Good news on the climate front can be hard to come by—in Cancun or on Capitol Hill. So here’s something: At least we know, as of last week, that John Shimkus of Illinois won’t be chairman of the powerful House energy and commerce committee. At a subcommittee hearing last year the GOP congressman— a contender for the gavel that will now go to Michigan Republican Fred Upton—invoked the Bible to justify a do-nothing approach to climate change. “Man will not destroy this earth. This earth will not be destroyed by a flood,” the congressman intoned.

Shimkus’s theology “doesn’t hold water,” says Rev.

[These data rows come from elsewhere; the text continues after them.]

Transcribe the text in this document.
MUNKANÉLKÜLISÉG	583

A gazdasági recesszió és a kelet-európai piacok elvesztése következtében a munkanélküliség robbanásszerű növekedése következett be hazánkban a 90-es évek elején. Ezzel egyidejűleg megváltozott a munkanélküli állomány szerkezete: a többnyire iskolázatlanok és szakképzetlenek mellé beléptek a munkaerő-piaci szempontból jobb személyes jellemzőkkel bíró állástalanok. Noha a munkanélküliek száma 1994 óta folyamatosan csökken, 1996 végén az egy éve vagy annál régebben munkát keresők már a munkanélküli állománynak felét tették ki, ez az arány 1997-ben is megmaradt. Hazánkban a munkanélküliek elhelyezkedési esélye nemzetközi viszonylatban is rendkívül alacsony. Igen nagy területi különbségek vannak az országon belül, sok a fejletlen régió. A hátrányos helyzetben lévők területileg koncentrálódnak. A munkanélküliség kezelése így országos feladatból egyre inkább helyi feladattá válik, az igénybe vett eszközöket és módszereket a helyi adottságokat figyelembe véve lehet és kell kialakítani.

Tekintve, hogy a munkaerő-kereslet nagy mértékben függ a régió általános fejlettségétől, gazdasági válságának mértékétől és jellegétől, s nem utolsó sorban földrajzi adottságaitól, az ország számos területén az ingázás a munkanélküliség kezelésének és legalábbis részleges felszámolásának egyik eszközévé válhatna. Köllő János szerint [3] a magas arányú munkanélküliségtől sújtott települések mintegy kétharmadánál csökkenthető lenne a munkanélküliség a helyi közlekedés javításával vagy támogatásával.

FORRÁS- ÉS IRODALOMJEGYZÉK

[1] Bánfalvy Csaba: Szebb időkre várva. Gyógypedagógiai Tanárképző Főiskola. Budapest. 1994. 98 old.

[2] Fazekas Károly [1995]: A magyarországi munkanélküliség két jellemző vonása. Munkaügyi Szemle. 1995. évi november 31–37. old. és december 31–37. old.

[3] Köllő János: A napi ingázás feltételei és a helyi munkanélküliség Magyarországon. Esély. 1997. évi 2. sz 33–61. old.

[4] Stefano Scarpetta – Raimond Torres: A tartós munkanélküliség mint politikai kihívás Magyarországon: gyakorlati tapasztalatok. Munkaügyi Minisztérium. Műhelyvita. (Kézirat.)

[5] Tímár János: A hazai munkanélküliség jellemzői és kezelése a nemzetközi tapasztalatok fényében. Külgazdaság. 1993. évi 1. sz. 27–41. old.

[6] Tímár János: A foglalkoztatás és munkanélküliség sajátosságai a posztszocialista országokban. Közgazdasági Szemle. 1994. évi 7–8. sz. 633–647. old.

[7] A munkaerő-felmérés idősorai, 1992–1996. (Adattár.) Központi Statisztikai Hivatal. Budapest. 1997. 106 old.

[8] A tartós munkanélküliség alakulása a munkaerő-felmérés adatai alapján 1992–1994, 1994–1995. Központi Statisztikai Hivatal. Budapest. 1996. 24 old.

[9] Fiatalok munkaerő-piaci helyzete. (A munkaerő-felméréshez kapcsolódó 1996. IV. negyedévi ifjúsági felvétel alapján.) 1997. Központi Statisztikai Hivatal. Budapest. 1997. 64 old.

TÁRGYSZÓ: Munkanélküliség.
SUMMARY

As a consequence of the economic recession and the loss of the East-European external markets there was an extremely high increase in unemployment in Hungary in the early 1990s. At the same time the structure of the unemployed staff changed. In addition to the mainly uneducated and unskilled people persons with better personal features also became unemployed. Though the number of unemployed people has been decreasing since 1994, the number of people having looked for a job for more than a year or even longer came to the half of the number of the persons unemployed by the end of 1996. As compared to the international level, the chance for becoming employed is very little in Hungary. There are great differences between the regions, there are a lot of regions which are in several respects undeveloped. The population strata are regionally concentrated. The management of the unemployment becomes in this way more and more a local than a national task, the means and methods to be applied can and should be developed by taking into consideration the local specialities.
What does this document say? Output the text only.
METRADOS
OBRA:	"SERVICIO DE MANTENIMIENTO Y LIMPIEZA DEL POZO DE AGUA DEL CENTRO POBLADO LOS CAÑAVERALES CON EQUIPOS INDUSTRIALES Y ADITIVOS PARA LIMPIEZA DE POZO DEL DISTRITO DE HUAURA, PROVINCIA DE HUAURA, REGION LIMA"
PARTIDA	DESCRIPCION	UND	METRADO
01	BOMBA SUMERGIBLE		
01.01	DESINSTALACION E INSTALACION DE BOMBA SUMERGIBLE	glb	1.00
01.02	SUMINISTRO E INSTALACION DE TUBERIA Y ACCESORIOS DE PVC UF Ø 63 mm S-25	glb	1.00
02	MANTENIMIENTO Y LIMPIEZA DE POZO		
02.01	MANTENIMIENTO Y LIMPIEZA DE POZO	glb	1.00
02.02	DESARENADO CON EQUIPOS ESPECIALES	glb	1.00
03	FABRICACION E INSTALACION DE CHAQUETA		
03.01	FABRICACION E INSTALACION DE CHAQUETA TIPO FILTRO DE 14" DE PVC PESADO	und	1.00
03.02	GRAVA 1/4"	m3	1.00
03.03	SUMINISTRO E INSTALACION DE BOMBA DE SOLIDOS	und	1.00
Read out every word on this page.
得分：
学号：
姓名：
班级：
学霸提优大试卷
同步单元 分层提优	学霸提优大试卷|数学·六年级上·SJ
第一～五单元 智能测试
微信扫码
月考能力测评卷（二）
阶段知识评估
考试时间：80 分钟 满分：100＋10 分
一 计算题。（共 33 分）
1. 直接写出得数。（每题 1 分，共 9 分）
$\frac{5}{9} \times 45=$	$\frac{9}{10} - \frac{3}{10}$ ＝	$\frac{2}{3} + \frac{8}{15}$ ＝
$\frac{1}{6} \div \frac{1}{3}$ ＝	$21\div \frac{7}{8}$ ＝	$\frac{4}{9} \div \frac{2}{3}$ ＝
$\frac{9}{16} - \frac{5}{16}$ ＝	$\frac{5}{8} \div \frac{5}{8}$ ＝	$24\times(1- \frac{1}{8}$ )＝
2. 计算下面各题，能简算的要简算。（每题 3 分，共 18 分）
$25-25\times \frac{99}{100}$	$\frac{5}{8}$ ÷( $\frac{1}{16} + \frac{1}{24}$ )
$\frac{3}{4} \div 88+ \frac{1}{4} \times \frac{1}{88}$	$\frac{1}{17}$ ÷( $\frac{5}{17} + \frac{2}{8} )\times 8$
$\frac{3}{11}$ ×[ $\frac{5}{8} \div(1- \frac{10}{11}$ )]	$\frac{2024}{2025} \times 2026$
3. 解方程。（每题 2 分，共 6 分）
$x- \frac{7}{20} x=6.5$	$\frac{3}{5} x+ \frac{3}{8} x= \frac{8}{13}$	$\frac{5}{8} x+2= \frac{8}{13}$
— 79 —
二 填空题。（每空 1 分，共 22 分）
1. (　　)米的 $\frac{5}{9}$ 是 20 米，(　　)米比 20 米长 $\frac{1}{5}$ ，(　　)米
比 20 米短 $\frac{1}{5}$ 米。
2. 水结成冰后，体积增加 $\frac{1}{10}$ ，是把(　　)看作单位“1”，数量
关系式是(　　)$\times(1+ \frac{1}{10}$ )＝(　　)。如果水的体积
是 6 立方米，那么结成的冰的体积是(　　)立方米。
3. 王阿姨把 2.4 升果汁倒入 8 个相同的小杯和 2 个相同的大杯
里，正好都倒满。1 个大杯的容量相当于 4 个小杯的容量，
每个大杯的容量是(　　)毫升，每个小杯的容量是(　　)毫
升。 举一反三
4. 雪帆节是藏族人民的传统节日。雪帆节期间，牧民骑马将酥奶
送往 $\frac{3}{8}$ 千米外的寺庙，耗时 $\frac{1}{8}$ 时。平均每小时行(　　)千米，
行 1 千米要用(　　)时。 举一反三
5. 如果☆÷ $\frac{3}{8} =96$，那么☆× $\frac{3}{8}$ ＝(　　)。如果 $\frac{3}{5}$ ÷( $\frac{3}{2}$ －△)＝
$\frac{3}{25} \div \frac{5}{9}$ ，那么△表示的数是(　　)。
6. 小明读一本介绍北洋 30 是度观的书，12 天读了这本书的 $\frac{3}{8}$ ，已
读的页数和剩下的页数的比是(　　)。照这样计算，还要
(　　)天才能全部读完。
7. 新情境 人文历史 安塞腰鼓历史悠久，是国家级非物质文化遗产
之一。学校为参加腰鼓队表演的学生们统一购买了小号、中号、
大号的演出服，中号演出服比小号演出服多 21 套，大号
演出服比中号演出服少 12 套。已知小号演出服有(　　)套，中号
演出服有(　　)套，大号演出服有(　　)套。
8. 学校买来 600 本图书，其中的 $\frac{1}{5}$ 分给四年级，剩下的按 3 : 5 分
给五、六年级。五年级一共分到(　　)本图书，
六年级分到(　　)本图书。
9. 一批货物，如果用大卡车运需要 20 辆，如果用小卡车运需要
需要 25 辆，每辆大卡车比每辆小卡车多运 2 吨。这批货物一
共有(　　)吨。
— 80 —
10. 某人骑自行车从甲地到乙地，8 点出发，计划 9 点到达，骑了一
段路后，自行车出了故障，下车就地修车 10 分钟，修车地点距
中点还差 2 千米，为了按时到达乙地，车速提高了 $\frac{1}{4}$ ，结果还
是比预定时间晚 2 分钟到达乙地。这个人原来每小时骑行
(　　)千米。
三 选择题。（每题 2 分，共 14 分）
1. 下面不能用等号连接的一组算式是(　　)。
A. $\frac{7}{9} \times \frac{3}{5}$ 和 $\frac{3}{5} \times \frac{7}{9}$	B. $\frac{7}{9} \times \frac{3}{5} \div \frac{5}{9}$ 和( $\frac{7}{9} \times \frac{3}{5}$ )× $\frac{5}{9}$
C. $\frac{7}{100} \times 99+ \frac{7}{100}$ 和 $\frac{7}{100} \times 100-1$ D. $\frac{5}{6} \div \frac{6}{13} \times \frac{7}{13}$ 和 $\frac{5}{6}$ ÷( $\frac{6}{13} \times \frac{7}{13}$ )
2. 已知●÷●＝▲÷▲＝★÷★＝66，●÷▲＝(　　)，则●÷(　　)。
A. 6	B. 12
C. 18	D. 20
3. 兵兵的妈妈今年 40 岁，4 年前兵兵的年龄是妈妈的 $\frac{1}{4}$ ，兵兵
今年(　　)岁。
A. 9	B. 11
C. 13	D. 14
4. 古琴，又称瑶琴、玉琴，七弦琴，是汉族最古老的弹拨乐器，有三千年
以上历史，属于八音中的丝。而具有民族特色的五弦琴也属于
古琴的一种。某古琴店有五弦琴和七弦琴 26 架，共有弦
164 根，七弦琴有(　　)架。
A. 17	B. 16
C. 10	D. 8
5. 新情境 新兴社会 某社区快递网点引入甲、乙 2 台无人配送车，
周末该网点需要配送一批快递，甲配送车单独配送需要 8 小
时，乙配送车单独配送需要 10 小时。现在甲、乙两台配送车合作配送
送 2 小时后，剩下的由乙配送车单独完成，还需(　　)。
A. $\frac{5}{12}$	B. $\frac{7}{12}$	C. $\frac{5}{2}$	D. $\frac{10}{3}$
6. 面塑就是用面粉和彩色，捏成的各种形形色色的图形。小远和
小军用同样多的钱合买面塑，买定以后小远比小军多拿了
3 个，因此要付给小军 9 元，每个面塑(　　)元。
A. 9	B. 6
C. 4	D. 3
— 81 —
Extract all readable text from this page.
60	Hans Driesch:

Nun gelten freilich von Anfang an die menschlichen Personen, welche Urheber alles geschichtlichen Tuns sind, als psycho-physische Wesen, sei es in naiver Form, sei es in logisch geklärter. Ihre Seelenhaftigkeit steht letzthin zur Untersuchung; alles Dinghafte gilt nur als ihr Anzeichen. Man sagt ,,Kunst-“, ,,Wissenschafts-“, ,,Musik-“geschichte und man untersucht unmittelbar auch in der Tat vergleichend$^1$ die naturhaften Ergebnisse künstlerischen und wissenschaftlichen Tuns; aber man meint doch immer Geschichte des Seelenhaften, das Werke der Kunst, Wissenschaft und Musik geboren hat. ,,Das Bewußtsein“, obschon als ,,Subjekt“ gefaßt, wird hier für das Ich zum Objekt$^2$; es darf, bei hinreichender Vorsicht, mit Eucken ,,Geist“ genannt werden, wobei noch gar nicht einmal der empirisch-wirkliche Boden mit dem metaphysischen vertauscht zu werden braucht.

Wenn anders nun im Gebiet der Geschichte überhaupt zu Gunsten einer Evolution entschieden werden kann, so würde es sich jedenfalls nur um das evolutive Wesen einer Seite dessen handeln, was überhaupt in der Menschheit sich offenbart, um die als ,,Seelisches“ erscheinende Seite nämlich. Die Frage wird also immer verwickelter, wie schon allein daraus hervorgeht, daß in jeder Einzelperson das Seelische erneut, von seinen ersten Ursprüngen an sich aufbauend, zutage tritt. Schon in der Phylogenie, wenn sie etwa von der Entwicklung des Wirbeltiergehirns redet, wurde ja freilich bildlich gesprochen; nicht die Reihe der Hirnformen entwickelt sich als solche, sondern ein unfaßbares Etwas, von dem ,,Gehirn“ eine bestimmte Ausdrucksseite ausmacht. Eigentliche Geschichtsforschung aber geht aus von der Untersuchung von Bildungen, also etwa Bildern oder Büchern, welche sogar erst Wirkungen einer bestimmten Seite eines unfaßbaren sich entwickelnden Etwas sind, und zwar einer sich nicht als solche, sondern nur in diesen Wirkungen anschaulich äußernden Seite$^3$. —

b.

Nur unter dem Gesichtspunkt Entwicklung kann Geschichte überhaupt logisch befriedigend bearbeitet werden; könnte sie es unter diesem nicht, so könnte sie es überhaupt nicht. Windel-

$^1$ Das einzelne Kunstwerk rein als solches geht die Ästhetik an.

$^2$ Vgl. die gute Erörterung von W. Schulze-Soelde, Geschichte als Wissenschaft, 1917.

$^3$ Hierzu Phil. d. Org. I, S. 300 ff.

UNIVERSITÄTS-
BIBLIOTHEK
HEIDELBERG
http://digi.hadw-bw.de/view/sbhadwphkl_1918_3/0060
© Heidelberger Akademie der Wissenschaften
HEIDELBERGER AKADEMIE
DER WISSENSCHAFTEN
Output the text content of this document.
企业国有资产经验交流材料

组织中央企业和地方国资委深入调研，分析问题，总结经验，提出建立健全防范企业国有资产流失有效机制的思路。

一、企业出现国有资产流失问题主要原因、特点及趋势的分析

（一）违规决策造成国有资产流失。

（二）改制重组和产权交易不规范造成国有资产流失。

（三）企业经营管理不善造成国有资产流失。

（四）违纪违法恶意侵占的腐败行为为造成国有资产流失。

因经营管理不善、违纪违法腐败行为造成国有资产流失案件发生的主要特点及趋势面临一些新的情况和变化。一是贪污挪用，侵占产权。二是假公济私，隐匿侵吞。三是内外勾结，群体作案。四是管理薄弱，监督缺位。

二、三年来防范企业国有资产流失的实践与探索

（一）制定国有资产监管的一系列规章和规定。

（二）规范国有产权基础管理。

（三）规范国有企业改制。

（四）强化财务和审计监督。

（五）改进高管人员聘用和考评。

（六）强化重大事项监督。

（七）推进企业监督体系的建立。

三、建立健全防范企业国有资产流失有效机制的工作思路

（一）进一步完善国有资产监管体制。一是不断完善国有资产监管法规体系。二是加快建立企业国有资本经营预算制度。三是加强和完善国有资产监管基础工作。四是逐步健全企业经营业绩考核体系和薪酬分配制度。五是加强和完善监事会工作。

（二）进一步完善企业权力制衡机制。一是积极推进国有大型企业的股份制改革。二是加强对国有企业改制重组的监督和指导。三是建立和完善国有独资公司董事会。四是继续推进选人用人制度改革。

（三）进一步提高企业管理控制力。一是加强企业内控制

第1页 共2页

Richard Cizik, president of the New Evangelical Partnership for the Common Good and former top lobbyist for the National Association of Evangelicals. “Let’s be clear,” he told me, “the idea that we can’t irreparably damage this planet by our actions runs contrary to all that’s taught in the scriptures.”

Cizik, a prominent advocate for climate action, spoke with me as he returned from the U.N. conference in Cancun. At the forefront of a growing evangelical “creation care” movement, he was instrumental in launching the Evangelical Climate Initiative, which turned a lot of heads in February 2006. Originally signed by 86 evangelical leaders—the tally is now more than 350—the ECI states that human-caused climate change is real, that the impact will be felt disproportionately by the world’s poor, and that Christians are called to take action. Pushback was fierce, and it still is. (In late 2008, Cizik’s more conservative brethren used his climate advocacy, along with his shifting position on same-sex unions, to have him ousted from the NAE.)